Poster (15A158)

Repeating Serology Testing in RA: Are We Adopting a Rational Approach?

Author(s)

Orr C, Young F, Veale DJ.

Department(s)/Institutions

Centre for Arthritis and Rheumatic Diseases, Dublin Academic Medical Centre, University College Dublin, Ireland.

Introduction

There is an absence of literature on the merits or problems of repeat serology testing in patients with RA. The auto-antibodies RF and anti-CCP have significance far outreaching assistance in diagnosis, clearly having prognostic relevance, and in some cases predicting response to specific therapies.(1,2) A complete phenotype of a patient’s disease is only clear when both these sets of antibodies are known. There are indications from other specialities that serology testing is often repeated in as much as 15% of the time.(3) Repeated testing is often unnecessary and expensive, but it is unclear to what extent this is a problem in RA.

Aims/Background

To determine how often serology is repeated in an RA cohort and to determine how often repeat testing of RF yields a different result.

Method

We analysed how many times each patient in a cohort comprising consecutive patients attending clinic in July 2014 had been tested for each auto-antibody. Equivocal results were excluded, leaving only clear positive and negative results.

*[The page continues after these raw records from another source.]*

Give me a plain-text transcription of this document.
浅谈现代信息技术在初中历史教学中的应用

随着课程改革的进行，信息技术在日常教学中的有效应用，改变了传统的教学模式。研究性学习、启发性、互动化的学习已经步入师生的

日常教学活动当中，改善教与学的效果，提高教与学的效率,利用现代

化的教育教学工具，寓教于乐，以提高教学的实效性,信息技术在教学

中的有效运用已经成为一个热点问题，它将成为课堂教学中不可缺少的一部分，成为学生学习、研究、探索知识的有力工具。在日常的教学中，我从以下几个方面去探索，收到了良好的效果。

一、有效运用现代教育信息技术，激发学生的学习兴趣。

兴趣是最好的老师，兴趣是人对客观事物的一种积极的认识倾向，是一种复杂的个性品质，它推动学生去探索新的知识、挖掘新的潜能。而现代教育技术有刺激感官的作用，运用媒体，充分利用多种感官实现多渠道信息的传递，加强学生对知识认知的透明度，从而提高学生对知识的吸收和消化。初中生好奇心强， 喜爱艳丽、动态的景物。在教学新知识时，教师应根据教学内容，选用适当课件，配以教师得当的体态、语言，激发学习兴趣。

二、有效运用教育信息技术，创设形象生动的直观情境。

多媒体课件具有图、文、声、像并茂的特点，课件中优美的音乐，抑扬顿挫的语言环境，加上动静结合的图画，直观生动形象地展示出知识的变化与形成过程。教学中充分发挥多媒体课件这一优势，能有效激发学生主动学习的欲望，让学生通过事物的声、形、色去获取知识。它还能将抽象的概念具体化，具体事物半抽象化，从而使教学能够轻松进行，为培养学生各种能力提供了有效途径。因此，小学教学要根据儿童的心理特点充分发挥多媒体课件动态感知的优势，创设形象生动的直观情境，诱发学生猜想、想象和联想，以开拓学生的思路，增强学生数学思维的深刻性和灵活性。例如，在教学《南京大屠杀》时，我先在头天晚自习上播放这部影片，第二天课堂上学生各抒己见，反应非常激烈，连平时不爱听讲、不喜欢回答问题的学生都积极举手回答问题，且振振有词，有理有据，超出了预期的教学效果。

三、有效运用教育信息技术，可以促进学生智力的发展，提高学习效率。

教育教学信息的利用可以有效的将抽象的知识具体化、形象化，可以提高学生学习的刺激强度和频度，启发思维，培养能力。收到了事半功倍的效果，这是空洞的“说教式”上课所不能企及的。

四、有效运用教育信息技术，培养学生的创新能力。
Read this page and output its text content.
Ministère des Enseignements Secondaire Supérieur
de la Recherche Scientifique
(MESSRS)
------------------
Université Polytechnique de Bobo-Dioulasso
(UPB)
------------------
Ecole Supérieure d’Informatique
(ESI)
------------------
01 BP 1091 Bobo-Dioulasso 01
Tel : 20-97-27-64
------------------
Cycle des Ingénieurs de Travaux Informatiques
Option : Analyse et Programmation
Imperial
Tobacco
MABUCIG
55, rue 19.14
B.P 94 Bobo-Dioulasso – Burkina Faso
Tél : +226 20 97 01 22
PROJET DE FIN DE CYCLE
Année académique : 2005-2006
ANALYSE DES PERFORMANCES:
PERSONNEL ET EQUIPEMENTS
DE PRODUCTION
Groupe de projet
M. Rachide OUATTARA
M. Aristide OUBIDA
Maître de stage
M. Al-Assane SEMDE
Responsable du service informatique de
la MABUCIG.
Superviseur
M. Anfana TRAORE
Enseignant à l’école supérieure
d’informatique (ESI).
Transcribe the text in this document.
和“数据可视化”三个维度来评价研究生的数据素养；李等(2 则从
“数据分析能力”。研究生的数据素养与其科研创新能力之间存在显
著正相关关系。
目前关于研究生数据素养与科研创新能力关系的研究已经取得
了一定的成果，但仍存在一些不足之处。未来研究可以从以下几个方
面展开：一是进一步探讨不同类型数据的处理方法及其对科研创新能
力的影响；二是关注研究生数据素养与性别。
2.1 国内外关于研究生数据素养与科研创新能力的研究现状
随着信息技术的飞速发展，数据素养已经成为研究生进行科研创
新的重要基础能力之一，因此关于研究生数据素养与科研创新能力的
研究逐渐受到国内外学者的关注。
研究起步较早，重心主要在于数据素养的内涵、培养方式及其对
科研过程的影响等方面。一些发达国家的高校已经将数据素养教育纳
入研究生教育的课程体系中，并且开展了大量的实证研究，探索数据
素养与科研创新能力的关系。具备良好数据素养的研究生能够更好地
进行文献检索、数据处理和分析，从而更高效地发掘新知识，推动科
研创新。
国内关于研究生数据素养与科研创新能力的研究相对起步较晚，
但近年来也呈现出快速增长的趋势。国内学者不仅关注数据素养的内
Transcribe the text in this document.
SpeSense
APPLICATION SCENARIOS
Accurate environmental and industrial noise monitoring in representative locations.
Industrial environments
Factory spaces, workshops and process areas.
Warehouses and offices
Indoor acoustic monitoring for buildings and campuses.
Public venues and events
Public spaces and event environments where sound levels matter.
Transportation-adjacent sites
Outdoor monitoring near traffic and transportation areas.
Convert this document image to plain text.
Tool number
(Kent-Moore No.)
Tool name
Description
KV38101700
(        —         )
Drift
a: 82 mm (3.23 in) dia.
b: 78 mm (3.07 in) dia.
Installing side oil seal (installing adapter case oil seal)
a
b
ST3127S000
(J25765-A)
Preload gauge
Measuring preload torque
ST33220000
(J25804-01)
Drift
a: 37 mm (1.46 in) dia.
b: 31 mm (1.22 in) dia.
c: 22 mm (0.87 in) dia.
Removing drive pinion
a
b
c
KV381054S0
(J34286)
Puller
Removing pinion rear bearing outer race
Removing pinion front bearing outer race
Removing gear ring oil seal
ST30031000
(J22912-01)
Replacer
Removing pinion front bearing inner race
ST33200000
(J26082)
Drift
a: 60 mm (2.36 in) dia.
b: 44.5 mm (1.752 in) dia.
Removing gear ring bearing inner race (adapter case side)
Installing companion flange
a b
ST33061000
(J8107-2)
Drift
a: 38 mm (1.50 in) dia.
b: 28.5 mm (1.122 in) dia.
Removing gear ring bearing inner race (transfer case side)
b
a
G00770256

We examined separately how many times an initial positive RF was retested, and how often the first (index) RF result changed.

Results

100 patients were included. 73 (73%) had RF tested more than once. 29 (29%) had RF tested 4 times or more. 64 (64%) were positive for RF at index testing. Of these patients, 50 (78.1%) had RF tested more than once and 22 (34.4%) had RF tested 4 times or more. 1 positive RF at index measured negative but positive again on third testing. 1 negative RF at index became positive at second testing. Anti-CCP status was known for 85 patients. 21 (24.7%) were tested more than once, and 4 (4.7%) were tested 4 times or more. 59 (69.4%) were positive for anti-CCP at index testing. Of these patients, 11 (18.6%) had anti-CCP tested more than once and 1 (1.7%) were tested 4 times or more.

Conclusions

Patients who have clearly tested positive for RF or anti-CCP should not be retested routinely but this study does not change the merits of repeat testing in equivocal cases. Inappropriate repeat testing of RF is common and the results only rarely change.(4) There is evidence that automated alerts from the laboratory identifying repeat test requests can reduce this burden on laboratory services(3), and educating the source of the requests (e.g. primary care physicians), regarding the utility of the test might also reduce the burden.